Nigeria Centre for Disease Control and Prevention (NCDC) has said that 2,102 suspected cases of cholera and 63 deaths have been recorded across 33 States and 122 LGAs in the country.
The director-general of NCDC, Dr Jide Idris, who disclosed this at a media conference on cholera outbreak response update yesterday in Abuja, said Bayelsa, Abia, Zamfara, Bauchi, Katsina, Cross River, Ebonyi, Rivers and Delta are among the 10 top states that contribute about 90 percent of the cases.
The DG identified inadequate toilet facilities, poor sanitation and inadequate safe water as factors militating against cholera eradication in the country.
He said, “Only 123 (16%) of 774 LGAs in Nigeria are open defecation-free, with Jigawa being the only open defecation-free state in Nigeria.
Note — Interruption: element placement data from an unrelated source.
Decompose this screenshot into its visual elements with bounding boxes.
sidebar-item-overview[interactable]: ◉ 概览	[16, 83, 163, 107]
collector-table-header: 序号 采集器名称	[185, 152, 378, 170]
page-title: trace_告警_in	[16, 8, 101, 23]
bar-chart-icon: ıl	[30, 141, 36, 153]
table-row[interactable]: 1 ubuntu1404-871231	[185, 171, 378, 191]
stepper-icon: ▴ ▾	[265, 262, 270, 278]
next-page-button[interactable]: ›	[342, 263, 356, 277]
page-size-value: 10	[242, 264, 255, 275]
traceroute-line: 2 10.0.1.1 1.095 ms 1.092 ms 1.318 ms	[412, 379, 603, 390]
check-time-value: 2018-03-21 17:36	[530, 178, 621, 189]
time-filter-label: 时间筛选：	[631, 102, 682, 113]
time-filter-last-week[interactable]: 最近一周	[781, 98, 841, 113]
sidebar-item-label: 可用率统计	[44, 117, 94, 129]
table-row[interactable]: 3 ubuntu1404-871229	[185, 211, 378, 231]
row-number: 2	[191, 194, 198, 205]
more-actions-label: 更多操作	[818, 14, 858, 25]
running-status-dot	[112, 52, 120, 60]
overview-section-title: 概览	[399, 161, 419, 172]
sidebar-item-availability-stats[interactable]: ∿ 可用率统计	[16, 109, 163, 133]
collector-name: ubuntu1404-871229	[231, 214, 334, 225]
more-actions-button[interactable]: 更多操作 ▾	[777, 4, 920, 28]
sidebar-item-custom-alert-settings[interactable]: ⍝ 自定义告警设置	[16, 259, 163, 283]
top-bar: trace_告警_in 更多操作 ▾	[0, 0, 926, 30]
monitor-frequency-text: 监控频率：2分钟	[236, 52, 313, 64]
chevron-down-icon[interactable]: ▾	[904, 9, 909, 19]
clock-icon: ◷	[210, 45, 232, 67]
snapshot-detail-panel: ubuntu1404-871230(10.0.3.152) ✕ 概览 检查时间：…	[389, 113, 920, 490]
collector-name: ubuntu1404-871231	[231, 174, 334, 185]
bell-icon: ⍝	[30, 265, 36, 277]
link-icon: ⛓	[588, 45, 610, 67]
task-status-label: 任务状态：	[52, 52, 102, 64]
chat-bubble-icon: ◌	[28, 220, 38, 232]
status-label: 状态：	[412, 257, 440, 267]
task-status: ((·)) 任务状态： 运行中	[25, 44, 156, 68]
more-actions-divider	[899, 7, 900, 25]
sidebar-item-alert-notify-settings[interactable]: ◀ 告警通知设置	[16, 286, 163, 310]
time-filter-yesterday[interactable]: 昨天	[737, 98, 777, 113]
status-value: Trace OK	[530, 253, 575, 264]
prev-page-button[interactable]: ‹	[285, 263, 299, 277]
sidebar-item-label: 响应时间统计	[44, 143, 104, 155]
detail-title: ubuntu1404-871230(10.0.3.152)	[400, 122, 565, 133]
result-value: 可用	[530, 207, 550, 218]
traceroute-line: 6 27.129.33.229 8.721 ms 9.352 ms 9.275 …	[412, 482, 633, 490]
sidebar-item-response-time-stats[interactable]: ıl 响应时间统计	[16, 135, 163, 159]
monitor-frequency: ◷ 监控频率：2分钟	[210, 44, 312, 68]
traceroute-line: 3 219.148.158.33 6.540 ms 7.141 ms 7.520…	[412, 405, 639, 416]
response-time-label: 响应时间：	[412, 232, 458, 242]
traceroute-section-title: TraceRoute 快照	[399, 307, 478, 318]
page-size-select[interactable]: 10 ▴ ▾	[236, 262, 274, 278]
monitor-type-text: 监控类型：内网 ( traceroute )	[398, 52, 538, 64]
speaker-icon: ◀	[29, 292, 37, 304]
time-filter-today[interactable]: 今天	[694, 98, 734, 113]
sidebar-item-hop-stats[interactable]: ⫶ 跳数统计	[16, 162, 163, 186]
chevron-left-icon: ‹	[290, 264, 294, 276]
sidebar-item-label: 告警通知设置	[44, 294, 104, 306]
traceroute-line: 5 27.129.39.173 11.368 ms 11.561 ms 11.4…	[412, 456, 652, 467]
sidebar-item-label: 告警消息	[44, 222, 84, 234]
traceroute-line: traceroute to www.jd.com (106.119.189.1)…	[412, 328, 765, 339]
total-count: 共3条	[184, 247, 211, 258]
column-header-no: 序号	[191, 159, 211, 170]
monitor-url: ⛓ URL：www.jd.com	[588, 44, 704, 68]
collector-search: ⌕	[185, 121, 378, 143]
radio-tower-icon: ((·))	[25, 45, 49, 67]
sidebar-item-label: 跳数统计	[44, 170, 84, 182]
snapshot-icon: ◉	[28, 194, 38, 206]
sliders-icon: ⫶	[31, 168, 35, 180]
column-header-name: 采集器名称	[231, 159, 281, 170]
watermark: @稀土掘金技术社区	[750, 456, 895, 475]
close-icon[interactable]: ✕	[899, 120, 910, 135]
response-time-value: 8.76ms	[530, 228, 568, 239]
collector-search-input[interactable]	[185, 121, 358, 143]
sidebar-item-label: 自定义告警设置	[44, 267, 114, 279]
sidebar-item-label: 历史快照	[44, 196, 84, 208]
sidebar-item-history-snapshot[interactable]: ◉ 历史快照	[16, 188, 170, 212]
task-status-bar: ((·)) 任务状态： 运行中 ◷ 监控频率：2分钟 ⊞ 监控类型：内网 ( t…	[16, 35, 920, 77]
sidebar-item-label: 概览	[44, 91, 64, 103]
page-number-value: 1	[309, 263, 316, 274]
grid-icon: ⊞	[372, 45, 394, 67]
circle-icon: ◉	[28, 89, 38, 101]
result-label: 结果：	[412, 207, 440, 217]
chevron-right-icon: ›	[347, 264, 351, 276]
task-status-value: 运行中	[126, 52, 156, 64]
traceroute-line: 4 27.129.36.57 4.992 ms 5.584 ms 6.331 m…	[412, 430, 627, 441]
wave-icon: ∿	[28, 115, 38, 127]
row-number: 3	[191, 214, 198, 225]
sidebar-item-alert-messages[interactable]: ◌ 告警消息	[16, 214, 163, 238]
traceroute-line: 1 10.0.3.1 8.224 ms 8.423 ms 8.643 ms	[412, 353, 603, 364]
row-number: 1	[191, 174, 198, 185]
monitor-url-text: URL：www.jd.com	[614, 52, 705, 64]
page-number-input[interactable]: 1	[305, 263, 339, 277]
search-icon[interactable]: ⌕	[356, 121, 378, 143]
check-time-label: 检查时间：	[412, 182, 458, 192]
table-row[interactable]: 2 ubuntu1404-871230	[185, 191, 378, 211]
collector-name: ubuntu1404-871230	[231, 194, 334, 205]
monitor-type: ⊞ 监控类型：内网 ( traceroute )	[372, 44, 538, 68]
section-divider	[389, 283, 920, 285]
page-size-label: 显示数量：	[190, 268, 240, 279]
More than 48 million Nigerians practice open defecation.
“Inadequate toilet facilities and existing ones, even in many government facilities, not well maintained. Inadequate Safe water and poor sanitation: 11 percent of schools, six percent of health facilities, four percent of motor parks and markets have access to basic water, sanitation and hygiene services.”
Idris also listed poor waste management practices, poor food, environmental, and personal hygiene practices, and a capacity gap among healthcare workers at the state and LGA levels as challenges.
However, he said the recently activated National Cholera Multisectoral Emergency Operation Centre (EOC) is providing strategic coordination.
He said this is done through the relevant thematic areas of response, which cover coordination, surveillance, case management, infection prevention and control, risk communication, and community engagement.
Others are water sanitation and hygiene, vaccination, logistics, and research, with a costed incidence action plan for the response being developed and implemented.
Idris said these will help facilitate rapid communication, data analysis, and decision-making.